The game became a battle of the bullpens from there, and the Tigers won decisively. Tigers manager Ron Gardenhire used five different relievers to cover the final six innings, and the quintet combined to allow just five hits and two walks. Rony Garcia picked up the win, but Jose Cisnero had the strongest outing, with three strikeouts in 1 23 innings. Gregory Soto got back on track with a strong seventh, and picked up two strikeouts of his own.

The Tigers offense helped their own cause in the later innings, padding the lead with three insurance runs. Victor Reyes led off the seventh with a missile to right-center, which put his club up 8-5.

The Tigers added three more hits in the inning, the final of which was a two-run single from Jeimer Candelario to put the Tigers up by five runs.
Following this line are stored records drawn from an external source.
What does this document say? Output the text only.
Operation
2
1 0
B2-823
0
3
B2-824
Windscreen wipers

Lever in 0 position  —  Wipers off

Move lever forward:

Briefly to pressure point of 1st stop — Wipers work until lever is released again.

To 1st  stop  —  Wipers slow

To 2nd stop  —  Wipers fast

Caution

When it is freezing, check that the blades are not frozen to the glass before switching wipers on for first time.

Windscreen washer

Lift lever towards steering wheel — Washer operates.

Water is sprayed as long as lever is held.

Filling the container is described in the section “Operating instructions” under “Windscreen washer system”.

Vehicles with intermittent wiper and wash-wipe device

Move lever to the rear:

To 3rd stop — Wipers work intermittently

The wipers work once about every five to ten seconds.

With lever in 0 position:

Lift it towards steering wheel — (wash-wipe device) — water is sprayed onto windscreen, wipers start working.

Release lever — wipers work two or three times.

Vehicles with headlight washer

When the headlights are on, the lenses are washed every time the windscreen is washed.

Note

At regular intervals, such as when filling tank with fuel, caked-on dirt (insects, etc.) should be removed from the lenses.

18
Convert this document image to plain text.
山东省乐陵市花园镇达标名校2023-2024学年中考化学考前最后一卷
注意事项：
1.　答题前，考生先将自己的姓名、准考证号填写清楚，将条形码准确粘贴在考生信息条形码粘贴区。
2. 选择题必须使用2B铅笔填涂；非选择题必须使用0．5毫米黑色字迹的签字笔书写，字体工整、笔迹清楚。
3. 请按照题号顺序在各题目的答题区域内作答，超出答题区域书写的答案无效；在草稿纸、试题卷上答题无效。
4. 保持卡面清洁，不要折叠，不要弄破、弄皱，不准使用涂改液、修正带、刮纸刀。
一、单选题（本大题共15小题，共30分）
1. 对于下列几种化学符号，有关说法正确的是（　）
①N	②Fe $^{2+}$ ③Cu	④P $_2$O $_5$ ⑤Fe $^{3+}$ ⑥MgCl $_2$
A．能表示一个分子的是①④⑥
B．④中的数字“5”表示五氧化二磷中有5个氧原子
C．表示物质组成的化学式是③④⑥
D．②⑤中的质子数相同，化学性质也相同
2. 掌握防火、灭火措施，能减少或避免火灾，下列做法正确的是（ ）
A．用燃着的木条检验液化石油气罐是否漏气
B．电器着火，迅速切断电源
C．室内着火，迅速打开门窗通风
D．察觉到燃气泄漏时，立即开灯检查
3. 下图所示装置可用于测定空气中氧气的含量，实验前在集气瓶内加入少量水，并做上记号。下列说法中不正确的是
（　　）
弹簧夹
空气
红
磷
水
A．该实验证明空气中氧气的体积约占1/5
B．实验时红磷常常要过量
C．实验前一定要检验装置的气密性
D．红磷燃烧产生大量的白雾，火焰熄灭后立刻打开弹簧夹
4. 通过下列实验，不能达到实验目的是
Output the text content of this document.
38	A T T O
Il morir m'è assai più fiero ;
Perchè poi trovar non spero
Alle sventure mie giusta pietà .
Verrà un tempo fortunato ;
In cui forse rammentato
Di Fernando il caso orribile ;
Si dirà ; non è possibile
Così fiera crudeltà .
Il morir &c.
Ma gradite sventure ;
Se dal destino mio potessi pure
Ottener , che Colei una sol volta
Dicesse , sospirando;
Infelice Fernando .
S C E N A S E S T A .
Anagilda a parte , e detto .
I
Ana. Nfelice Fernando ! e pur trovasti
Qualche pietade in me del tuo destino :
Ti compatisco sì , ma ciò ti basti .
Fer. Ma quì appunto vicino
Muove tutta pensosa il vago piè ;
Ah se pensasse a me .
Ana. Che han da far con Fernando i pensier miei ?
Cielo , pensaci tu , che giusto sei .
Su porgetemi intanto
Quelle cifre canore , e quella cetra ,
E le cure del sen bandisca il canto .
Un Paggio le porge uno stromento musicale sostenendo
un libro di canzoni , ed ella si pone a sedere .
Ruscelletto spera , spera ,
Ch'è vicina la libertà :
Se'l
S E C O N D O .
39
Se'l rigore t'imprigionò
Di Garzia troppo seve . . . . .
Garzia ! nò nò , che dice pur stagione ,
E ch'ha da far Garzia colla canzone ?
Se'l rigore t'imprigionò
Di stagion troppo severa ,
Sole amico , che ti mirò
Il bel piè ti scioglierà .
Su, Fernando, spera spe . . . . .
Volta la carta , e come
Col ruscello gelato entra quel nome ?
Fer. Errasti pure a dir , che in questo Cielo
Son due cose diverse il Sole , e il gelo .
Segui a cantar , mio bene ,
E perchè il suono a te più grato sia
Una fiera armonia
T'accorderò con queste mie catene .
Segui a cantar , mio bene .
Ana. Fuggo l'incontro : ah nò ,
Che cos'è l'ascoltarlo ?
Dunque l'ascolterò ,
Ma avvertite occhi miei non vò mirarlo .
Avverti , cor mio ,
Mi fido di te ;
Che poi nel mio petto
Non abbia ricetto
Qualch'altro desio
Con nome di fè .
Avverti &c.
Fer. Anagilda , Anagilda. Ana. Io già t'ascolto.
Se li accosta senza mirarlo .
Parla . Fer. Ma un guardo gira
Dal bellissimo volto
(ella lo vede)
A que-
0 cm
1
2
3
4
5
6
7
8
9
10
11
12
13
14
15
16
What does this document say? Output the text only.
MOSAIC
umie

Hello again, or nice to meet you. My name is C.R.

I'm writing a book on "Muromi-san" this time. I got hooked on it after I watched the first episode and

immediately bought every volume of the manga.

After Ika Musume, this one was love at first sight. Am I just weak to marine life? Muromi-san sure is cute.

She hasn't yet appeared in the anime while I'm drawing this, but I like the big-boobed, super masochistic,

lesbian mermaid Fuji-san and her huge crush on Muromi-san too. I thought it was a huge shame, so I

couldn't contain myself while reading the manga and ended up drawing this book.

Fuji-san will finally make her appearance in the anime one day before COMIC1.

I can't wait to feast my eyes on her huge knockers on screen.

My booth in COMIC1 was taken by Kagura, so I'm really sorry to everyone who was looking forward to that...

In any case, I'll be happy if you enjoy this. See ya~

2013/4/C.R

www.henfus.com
That would be more than enough cushion for the Tigers ‘pen, who recorded the final nine outs in relatively short order to close out the win.

Now, for the sad fun facts:

  • As we all know, this win snapped a nine-game Tigers losing streak. A helpful FanPost from earlier this week pointed out that the Tigers had a 32.8 percent chance of making the playoffs at the start of that streak. Now, they are down to 5.9 percent.
  • This win was the Tigers’ first against Cleveland since April 10, 2019. They had lost 20 consecutive games to the Tribe, including their first three of the 2020 season.
  • This one from Jason Beck is a little misleading — Fulmer didn’t pitch in 2019, and we’re talking about a streak that that extended all of three at-bats — but it still doesn’t look pretty.

But hey, a win is a win. Now go out and rough up the rookie on Saturday, Tigers.